Pistes de réflexions pour mieux appréhender cette problématique ?

Avec l'apparition et l'essor de l'automobile, la mobilité dans les grandes villes du monde fait l'objet de grandes réflexions et décisions dans le chef des décideurs. Dans les pays organisés, chaque année il y a des innovations en matière technologiques et/ou d'infrastructures en rapport avec la circulation routière. Et ce, dans le seul but de fluidifier la circulation, sinon c'est l'anarchie qui trouble la quiétude des paisibles citoyens, sans oublier que le véhicule en soi peut troubler considérablement l'ordre public en causant des accidents avec blessés graves et/ou décès. Et c'est la paix sociale qui en prend un coup. En effet, à Kinshasa, la route est devenue une source d'inquiétude tant pour les « usagers faibles » que les « usagers forts ». Personne n'y est à labri, disputes, rixes, injures, quolibets, altercations, sont devenus le lot quotidien de l'usager de la route. 

Pour pouvoir traverser les chaussées, les piétons - usagers faibles par excellence - se regroupent à l'instar des bancs de poissons dans les océans pour se protéger des prédateurs marins. Ils multiplient des gestes d'humilité et de soumission pour demander le passage aux conducteurs, lesquels cèdent selon leur bon-vouloir. Comment ne pas évoquer le cas des véhicules à deux roues (wewa) qui pullulent sur les routes kinoises et semblent ne pas du tout être concernés par le code de la route. De leurs côtés, les plus nantis (wewa à col blanc) se sentant au-dessus des règles, non seulement, ils les enfreignent à souhait, mais en plus, ils ne se font jamais interpeller par les agents de lordre, lesquels risquent des réprimandes de la part des autorités hiérarchiques. 

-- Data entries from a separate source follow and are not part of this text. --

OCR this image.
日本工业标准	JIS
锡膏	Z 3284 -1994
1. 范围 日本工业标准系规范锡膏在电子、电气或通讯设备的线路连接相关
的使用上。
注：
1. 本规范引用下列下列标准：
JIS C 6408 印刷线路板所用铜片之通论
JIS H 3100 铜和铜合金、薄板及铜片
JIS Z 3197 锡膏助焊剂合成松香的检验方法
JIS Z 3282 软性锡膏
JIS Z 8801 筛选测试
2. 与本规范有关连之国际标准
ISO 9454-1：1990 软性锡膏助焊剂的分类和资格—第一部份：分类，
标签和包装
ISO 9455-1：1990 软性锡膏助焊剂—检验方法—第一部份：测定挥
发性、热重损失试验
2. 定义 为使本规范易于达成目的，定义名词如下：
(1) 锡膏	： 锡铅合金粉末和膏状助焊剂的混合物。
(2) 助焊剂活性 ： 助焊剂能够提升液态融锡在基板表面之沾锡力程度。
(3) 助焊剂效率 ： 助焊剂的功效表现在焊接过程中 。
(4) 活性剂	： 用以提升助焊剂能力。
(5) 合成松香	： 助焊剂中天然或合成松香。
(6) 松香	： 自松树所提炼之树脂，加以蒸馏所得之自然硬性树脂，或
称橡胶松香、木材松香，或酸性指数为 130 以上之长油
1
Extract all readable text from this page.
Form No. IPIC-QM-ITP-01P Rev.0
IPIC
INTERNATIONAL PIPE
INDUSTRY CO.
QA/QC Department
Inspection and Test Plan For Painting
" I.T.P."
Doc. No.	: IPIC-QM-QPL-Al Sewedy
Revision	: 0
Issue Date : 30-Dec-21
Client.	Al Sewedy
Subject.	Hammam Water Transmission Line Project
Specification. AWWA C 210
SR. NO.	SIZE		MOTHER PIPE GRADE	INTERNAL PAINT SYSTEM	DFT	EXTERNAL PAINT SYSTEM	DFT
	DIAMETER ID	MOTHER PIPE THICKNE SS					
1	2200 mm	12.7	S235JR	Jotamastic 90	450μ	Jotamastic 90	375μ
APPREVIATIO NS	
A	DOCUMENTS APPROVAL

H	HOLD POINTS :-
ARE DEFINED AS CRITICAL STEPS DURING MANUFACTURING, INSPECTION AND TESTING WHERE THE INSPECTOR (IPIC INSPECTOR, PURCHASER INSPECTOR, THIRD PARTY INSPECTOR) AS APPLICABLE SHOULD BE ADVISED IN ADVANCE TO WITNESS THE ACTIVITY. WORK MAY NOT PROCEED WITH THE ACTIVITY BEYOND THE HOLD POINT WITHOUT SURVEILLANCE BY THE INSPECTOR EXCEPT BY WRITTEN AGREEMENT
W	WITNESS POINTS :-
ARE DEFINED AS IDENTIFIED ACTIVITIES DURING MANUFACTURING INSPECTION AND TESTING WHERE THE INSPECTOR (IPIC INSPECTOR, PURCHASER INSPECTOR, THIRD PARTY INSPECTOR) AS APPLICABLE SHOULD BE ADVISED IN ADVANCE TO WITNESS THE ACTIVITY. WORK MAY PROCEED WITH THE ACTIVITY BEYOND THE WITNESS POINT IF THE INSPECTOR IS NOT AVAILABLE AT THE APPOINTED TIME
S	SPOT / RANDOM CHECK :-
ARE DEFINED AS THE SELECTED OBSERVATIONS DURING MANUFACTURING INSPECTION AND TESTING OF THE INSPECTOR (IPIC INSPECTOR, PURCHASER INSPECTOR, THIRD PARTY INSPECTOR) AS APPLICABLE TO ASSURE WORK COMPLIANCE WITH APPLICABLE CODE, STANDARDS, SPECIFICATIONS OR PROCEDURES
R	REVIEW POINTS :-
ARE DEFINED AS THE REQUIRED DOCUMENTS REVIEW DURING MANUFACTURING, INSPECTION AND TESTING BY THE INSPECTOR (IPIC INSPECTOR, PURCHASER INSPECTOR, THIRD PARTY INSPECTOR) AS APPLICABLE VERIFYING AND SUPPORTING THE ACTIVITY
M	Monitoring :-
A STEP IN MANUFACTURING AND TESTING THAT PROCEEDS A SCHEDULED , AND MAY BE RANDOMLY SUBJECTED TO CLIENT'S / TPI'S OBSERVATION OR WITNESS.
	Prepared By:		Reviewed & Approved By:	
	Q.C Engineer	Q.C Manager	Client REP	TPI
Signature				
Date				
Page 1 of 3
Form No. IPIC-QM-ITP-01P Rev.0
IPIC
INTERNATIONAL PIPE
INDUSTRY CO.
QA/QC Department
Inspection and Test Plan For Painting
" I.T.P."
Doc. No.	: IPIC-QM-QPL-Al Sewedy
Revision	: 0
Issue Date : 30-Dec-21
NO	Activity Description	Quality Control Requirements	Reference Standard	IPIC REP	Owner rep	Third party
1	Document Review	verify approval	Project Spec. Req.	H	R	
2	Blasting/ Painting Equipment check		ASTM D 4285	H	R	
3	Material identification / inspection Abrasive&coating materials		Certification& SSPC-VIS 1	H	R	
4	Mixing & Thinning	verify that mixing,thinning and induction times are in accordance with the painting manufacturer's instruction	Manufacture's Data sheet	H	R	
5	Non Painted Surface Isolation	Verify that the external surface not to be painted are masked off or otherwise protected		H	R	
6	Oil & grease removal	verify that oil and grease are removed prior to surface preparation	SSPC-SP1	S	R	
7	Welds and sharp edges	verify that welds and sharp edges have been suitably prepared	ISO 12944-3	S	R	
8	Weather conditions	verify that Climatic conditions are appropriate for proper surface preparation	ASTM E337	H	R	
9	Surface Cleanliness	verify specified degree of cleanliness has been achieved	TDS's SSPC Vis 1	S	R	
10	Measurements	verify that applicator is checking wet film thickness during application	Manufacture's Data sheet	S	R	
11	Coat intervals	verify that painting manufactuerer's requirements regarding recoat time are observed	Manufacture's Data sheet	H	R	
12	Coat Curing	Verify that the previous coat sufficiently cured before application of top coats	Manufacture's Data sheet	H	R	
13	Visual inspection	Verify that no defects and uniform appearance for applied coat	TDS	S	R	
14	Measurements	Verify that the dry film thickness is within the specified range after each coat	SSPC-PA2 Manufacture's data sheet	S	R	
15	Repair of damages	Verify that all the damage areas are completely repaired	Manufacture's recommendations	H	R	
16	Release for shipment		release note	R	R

Quant à ces agents, ils sont obligés de créer parfois des infractions imaginaires pour espérer avoir un petit rien (madesous ya bana ou mbote ya likasu) pour la fin de la journée. Dès lors qu'un conducteur exhibe un fanion, un gyrophare, un laissez-passer, une matraque, une tenue de policier ou militaire, etc. les agents de l'ordre sont au garde-à-vous, infraction ou pas ! Cest ainsi qu'ils sont contraints de se rabattre sur les autres conducteurs qu'ils n'hésitent pas à rançonner. Il se dit dailleurs qu'ils sont placés dans les artères les plus rentables en fonction de leur rendement. Car, chaque fin de journée, les commandants attendraient leur part de gain, sinon c'est la sanction qui se traduit par l'affectation à des endroits moins rentables.

Ajouter à cela, chaussées dégradées, absence de signalisation, luminosité quasi inexistante, robots et feux tricolores défectueux, véhicules hors d'état de conduire, pose de pare-buffle pour se protéger des autres conducteurs, piétons, chariots, pousse pousses et motos omniprésents, agents de l'ordre démissionnaires et rançonneurs, véhicules de police sans immatriculation et en piteux état. Bref, un véritable capharnaüm qui déteint sur l'image du pays !

Face à un tel panorama, est-il encore possible de faire bouger les lignes ? A priori non ! Le mal est tellement profond tant les habitudes se sont installées depuis des années laissant croire qu'il est impossible de remédier à cette situation kafkaïenne. La capitale de l'un des pays les plus riches de la terre ne peut continuellement faire piètre figure en la matière. Il faut de toute évidence, un sérieux courage politique. 

A titre de rappel, lorsqu'on parle aujourd'hui du court passage de Laurent-Désiré Kabila à la tête du pays, c'est essentiellement le relatif ordre qu'il avait rétabli sur les routes que les kinois relèvent. 21 ans après sa mort, ceux-ci lui donnent encore un satisfecit. Et pourtant, les méthodes étaient rudes ! C'est la preuve que la mobilité peut devenir un programme politique par excellence qu'il ne faut par ailleurs pas négliger. Dailleurs en Occident, elle sinvite toujours dans les débats politiques électoraux. Réussir à rétablir lordre sur les routes kinoises, au-delà du social et autres, peut même faire pencher favorablement une partie importante de l'électorat. Et cela est d'autant plus vrai que le kinois n'en peut plus du désagrément que cela crée, qui affecte considérablement la qualité de vie.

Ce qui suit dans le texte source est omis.